Barrage de la Renaissance : le dialogue de la dernière chance ?
Dans la bataille du Nil entre l’Egypte, le Soudan et l’Ethiopie, c’est peut-être la dernière chance offerte à la diplomatie et à la conciliation. La présidence congolaise a fait savoir le 30 mars que Félix Tshisekedi accueillera prochainement un round de négociation entre Le Caire, Khartoum et Addis-Abeba autour du conflit qui les oppose sur le barrage éthiopien de la Renaissance.
Dans cette optique, une rencontre au niveau ministériel a été programmée entre le 3 et le 5 avril à Kinshasa. Elle devrait, selon les informations communiquées, se tenir en présence de Félix Tshisekedi- qui préside l’ Union africaine (UA) depuis février- et du président de la commission de l’UA, le Tchadien Moussa Faki Mahamat. Les trois ministres des Affaires étrangères concernés, l’Éthiopien Demeke Mekonnen, la Soudanaise Mariam al-Mahdi et l’Égyptien Sameh Choukri, devraient par ailleurs faire le déplacement, accompagnés de leurs homologues de l’Eau et de l’irrigation.
De fait, l’enjeu est de taille, tant la tension est palpable entre les trois pays. Plus tôt dans la semaine, après que l’Ethiopie ait annoncé qu’elle fera ses premiers tests de production électrique sur le barrage de la Renaissance cette année, le président Abdel Fattah el-Sisi a prévenu qu’il y aurait « de graves conséquences régionales si l’approvisionnement en eau de l’Égypte était affecté ». L’Égypte, ainsi que son voisin méridional, le Soudan, cherchent depuis des années à conclure un accord juridiquement contraignant avec l’Ethiopie sur l’exploitation du barrage de la Renaissance. Une infrastructure hydroélectrique qui selon Addis-Abeba, est cruciale pour son développement économique. Avec une population de plus de 100 millions d’habitants, le géant de la Corne de l’Afrique connaît une croissance forte depuis plus d’une décennie, tirée par d’importants investissements dans les infrastructures (trains, routes, parcs industriels) mais grevée par un manque récurrent de devises étrangères, dû en premier lieu à des exportations qui ne décollent pas. Dans ce contexte, l’électricité pourrait s’avérer un élément-clé pour booster l’offre énergétique comme pour engranger un surcroît de recettes en devises.

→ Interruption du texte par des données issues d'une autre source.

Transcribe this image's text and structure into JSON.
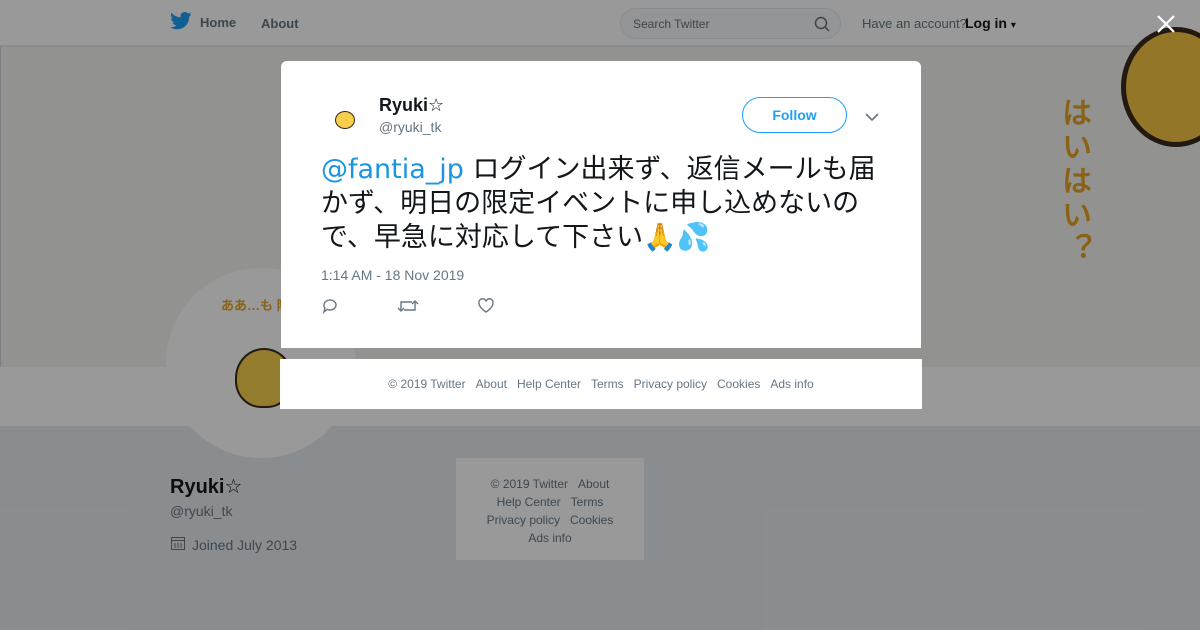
{
  "nav": {
    "home_label": "Home",
    "about_label": "About",
    "search_placeholder": "Search Twitter",
    "account_prompt": "Have an account?",
    "login_label": "Log in"
  },
  "profile": {
    "name": "Ryuki☆",
    "handle": "@ryuki_tk",
    "joined": "Joined July 2013",
    "banner_text": "はいはい？",
    "avatar_text": "ああ…も 限"
  },
  "side_footer": {
    "links": [
      "© 2019 Twitter",
      "About",
      "Help Center",
      "Terms",
      "Privacy policy",
      "Cookies",
      "Ads info"
    ]
  },
  "tweet": {
    "name": "Ryuki☆",
    "handle": "@ryuki_tk",
    "follow_label": "Follow",
    "mention": "@fantia_jp",
    "text": " ログイン出来ず、返信メールも届かず、明日の限定イベントに申し込めないので、早急に対応して下さい",
    "emoji": "🙏💦",
    "timestamp": "1:14 AM - 18 Nov 2019"
  },
  "modal_footer": {
    "links": [
      "© 2019 Twitter",
      "About",
      "Help Center",
      "Terms",
      "Privacy policy",
      "Cookies",
      "Ads info"
    ]
  },
  "colors": {
    "accent": "#1da1f2",
    "mention": "#1b95e0",
    "muted": "#657786"
  }
}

Une étude du bureau technique du Nil oriental (Entro) à l’Initiative du bassin du Nil, estime ainsi que l’Éthiopie pourrait exporter à terme jusqu’à 2 000 MWh vers l’Égypte et 1 200 MWh vers le Soudan. Une ligne devrait par ailleurs bientôt relier le Kenya et l’Éthiopie, qui escompte aussi un jour pouvoir vendre son courant au Soudan du Sud et à la Tanzanie.
Lire aussi RDC : La BAD s’engage à financer le futur barrage Inga III
Porté sur les fonts baptismaux en février 2011, le barrage éthiopien de la Renaissance, dont la mise en service est attendue pour la fin 2022, sera le plus grand complexe hydroélectrique d’Afrique. Construit sur le Nil bleu, il disposera d’une capacité de production de 6 000 mégawatts, pour un investissement estimé à près de 5 milliards de dollars.